Line Sandst, Ph.D. candidate, University of Copenhagen

This feature (updated 26th September 2013) is a revised version of the feature published on 1st February 2013.

Semantically related names, cities-within-cities

A city is not merely a uniform mass of houses and streets. It often consists of distinct places and urban open spaces that stand out as unique from the rest of the urban area. Urban open spaces can vary in size and draw different kinds of boundaries; fences, facades or even entrance gates. Although Copenhagen, the capital of Denmark, once lay protected behind ramparts and gates, in the latter part of the 1800s the city broke through the ramparts and started to stretch across the landscape creating the districts of Amagerbro, Vesterbro, Nørrebro and Østerbro. The new districts were given names that denoted the four main roads into the earlier Copenhagen-behind-ramparts. The name Nørrebro originally meant ‘the northern main street’, by which one could enter the city. Today the name is synonymous with a neighbourhood with its own distinct characteristics, separate from the rest of Copenhagen.

This paper presents an extract of a preliminary study as part of my PhD project on urban place names in Copenhagen. I have collected urban names in a limited area of 500 x 500 metres in the district of Nørrebro. In this text I focus on linguistic spaces and present the phenomenon of cities-within-cities.

Becoming a unified unit

Before 1857 Copenhagen-behind-ramparts constituted a defined enclosed space, with ramparts setting up a barrier between city and countryside. However, as the population increased, both gates and ramparts were demolished. Copenhagen soon spread so quickly across the countryside that a need for simplify and understanding the city’s new dimension, to allow urban navigation, soon arose.

This urban simplification process is what Martin Zerlang calls ‘scale reduction’. The origin of his thinking descends from Claude Lévi-Strauss’s, 1962, La Pensée Sauvage (The Savage Mind). Zerlang introduces the concept of scale reduction as ‘an attempt to make [the city’s] intense development surmountable’ (Zerlang, 2002, p. 16. My translation from Danish). Zerlang views scale reduction as a strategic tool with which people attempt to bring order to the disordered. He sees the urge to create smaller and more manageable units within the city as a consequence of the modern experience of strangeness and intensity. One of people’s strategies for overcoming this experience is the creating of what Zerlang calls ‘cities-within-cities’. Zerlang points at Tivoli, the amusement park, as a prototypical example of a city-within-the-city in Copenhagen. Tivoli is characterised by fences and gates that define an ‘inside’ and an ‘outside’ and it has its own infrastructure, visual expression etc. A city-within-the-city is typically ‘directed inward towards its own distinct world’ and ‘closes in on itself’ (ibid. p. 17 My translation.). I argue that one should not interpret this condensed atmosphere negatively but rather see it as the very constituting element defining cities-within-cities. Whilst urban spaces may take different forms (e.g. parks, squares) what they all have in common is that they create a type of ‘otherness’ distinguishing themselves from the surrounding city.

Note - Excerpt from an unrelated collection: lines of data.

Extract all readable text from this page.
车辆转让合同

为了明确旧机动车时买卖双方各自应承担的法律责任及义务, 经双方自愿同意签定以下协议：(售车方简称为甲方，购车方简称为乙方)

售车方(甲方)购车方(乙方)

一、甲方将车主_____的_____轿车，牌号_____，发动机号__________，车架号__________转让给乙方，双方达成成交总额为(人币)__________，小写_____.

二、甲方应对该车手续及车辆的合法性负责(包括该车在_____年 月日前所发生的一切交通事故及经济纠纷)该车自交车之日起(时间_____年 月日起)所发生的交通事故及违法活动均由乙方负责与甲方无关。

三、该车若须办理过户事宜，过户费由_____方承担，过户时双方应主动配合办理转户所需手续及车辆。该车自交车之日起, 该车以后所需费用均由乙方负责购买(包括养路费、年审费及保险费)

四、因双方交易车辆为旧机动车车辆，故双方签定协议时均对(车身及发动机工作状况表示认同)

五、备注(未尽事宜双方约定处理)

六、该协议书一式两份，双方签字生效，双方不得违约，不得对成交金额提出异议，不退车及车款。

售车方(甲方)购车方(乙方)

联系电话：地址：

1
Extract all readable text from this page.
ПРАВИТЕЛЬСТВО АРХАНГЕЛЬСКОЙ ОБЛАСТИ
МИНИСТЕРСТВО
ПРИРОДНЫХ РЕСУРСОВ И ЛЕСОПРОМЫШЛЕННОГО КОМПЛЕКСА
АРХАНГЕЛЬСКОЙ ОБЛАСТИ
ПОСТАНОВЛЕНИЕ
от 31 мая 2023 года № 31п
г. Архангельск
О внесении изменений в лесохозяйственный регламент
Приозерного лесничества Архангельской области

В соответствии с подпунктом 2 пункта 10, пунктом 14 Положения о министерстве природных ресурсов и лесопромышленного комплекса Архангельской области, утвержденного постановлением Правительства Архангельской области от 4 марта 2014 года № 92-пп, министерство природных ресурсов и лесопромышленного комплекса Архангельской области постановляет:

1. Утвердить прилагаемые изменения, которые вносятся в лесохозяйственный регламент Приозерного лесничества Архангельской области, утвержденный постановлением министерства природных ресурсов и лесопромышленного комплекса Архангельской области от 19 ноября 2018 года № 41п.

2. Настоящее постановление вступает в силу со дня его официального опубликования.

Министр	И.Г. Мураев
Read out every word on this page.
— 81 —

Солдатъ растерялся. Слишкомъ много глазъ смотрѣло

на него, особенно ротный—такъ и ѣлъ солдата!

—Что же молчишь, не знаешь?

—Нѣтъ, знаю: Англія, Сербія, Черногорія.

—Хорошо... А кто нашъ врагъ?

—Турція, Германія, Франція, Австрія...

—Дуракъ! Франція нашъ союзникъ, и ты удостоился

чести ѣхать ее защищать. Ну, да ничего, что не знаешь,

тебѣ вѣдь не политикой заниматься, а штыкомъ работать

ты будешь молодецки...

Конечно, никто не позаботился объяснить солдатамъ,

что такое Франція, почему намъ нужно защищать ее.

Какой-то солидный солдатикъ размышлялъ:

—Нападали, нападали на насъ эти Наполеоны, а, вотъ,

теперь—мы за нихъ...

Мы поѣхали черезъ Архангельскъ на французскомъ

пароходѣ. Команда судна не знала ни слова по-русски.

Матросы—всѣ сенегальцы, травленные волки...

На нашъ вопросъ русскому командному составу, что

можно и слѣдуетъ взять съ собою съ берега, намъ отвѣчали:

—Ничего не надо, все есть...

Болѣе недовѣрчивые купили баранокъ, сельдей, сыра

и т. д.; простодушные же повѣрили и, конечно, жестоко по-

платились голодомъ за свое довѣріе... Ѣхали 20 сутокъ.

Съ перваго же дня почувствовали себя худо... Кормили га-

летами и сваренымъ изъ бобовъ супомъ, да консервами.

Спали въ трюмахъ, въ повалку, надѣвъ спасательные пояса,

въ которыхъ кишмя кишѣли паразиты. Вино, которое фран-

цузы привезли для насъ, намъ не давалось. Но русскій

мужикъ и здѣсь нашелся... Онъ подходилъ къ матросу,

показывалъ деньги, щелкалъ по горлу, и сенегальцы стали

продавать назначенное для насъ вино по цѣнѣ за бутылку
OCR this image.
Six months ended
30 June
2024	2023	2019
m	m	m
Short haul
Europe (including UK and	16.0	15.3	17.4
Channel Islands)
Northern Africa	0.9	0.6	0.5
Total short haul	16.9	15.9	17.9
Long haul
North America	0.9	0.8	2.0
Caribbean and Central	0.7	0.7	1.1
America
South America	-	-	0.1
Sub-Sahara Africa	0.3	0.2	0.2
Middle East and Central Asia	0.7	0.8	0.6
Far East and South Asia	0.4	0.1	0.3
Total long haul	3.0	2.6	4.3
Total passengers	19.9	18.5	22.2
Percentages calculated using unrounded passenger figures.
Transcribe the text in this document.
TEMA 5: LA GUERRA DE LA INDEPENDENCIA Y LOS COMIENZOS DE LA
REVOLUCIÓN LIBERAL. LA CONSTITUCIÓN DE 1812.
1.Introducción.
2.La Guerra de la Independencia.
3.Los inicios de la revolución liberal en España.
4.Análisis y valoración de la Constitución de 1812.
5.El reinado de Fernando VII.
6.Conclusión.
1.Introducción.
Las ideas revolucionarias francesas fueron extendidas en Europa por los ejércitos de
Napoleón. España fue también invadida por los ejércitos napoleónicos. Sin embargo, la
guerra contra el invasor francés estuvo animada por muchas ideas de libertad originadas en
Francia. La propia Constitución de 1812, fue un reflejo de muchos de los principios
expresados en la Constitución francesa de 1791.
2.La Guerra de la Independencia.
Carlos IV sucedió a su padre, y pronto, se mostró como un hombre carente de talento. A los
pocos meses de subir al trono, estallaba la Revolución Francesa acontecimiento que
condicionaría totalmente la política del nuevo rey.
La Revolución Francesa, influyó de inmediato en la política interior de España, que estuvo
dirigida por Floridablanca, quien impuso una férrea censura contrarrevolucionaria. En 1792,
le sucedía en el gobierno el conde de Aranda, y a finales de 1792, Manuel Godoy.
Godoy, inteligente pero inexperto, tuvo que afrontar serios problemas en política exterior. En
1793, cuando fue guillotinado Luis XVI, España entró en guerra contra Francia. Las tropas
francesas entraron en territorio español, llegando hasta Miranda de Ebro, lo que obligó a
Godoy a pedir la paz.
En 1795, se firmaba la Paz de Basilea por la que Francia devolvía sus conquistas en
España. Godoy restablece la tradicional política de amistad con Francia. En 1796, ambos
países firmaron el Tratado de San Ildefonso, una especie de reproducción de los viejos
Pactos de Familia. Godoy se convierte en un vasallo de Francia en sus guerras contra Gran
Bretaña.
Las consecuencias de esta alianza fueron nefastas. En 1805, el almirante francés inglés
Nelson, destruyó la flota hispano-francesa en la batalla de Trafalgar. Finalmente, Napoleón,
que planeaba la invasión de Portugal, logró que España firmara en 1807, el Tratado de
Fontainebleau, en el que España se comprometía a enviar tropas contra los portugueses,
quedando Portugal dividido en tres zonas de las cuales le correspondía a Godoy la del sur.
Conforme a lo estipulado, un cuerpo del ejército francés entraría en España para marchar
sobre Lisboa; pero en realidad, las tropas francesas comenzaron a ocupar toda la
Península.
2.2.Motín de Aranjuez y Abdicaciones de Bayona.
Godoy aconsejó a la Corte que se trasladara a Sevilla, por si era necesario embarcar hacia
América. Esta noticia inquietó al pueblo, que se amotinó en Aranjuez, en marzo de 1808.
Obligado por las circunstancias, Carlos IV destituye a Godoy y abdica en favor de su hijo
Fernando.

I view Martin Zerlang’s concept of scale reduction as having not only physical or situational applications but also broader linguistic ones.

A quarter of a square kilometre in Nørrebro

The district of Nørrebro, located northwest of the modern day city centre of Copenhagen, extends over an area of approximately 4.1 square kilometres. The Sortedams Sø (Black Pond Lake) constitutes the very visual and functional demarcation, as one has to cross a bridge to ‘enter the city’. Other demarcations defining the borders of Nørrebro are more subtle, with more imaginative appeal, as when one walks under the elevated railway at Nørrebro Station and suddenly feels the atmosphere change as you are now in a different neighbourhood called Nordvest. The city’s shift between moods involves both architecture and people walking in the streets and living in the houses. Together they form an urban landscape with mutual synergy, changing each other and ‘setting the mood’. And it is from this urban landscape that urban place names spring up.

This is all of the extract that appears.